Par la lecture qui en est faite ici, on entend un fatalisme sombre incarné par des héros désabusés. Le bitume et la désolation qui entourent le chemin de campagne où ils attendent est qualifié « d’endroit délicieux ». Le désespoir ne les a pas complètement gagné mais ils n’essayent pas de s’extraire de la poétique d’auto-déchéance dans laquelle ils sont embringués – Vladimir est battu chaque soir à l’endroit où il dort, mais il continue de s’y rendre.

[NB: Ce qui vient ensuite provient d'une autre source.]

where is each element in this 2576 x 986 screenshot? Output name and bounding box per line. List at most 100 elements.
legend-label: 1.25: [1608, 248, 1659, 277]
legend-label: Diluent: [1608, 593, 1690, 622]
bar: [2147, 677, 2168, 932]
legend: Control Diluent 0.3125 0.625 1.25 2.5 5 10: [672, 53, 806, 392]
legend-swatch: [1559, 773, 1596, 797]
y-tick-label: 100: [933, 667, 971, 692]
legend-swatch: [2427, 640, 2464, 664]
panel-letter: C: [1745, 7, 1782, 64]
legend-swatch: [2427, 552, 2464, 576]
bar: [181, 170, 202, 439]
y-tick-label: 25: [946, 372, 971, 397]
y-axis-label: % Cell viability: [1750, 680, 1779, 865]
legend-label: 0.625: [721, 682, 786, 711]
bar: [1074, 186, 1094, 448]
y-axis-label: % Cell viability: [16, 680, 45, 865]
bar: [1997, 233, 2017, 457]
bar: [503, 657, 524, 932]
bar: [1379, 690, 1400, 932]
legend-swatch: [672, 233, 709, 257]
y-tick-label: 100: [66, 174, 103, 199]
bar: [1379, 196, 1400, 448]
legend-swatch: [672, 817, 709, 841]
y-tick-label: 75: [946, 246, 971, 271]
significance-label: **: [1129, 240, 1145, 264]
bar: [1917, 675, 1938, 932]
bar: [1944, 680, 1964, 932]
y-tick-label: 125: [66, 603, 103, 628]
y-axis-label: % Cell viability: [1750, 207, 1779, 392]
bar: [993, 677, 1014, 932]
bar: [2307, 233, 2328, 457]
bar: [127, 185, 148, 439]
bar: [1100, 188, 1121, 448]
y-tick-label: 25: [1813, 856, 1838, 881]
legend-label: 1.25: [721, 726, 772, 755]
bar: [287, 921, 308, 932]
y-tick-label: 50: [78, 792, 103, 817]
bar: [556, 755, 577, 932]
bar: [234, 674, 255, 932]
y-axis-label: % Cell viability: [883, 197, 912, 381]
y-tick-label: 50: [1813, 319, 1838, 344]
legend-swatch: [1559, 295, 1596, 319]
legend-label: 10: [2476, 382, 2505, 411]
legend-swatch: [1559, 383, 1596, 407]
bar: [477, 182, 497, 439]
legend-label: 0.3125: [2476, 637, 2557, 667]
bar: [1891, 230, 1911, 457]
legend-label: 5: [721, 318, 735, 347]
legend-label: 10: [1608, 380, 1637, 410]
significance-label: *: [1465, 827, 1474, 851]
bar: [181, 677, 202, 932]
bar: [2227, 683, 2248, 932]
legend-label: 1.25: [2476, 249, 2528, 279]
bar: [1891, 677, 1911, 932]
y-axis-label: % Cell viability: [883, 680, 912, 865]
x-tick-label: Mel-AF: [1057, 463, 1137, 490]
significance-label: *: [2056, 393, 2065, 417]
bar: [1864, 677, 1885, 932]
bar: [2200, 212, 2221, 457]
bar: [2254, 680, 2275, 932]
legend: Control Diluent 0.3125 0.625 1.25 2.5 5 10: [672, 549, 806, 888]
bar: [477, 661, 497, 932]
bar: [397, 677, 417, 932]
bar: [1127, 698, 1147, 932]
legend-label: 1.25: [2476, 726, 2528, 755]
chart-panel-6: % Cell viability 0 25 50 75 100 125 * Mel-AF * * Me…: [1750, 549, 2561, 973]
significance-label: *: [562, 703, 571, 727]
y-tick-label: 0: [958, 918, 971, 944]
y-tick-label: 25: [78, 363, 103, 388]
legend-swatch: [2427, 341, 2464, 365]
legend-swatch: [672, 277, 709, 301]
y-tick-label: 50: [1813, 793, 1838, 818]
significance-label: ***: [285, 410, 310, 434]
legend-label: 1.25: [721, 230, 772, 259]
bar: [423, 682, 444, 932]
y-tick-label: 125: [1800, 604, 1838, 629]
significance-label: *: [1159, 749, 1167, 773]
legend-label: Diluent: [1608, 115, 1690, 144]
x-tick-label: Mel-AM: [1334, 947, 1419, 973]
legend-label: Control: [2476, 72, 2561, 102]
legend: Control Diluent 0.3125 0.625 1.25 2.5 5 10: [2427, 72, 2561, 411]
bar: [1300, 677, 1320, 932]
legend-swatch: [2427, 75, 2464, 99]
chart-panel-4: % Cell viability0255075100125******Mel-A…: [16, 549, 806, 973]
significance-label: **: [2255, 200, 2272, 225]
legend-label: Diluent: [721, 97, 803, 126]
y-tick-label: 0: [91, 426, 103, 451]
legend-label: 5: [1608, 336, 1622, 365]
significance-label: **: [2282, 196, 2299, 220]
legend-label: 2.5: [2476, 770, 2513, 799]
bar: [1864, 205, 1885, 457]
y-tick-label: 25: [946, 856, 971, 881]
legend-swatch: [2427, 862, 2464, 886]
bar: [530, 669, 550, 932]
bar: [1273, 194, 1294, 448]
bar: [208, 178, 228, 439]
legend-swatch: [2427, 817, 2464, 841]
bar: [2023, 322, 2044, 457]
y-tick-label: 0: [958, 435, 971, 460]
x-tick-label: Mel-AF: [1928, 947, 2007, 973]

Chaque jour se répète et les héros attendent qu’un événement extérieur à leur vie les sorte de ce cycle infernal ; à la fin de la pièce, Estragon ne dit-il pas qu’ils seront « sauvés » lorsque Godot arrivera ? Et pourquoi cette situation ne serait-elle pas une faille spatio-temporelle à la Edge of Tomorrow ? Ils sont l’expression d’humains au bout du rouleau qui attendent que quelque chose d’extérieur les sauve, au lieu de réfléchir à comment se sauver eux-mêmes. Ils sont des dépressifs qui attendent que les autres les fassent rire, au lieu de réfléchir à ce qui les déprime.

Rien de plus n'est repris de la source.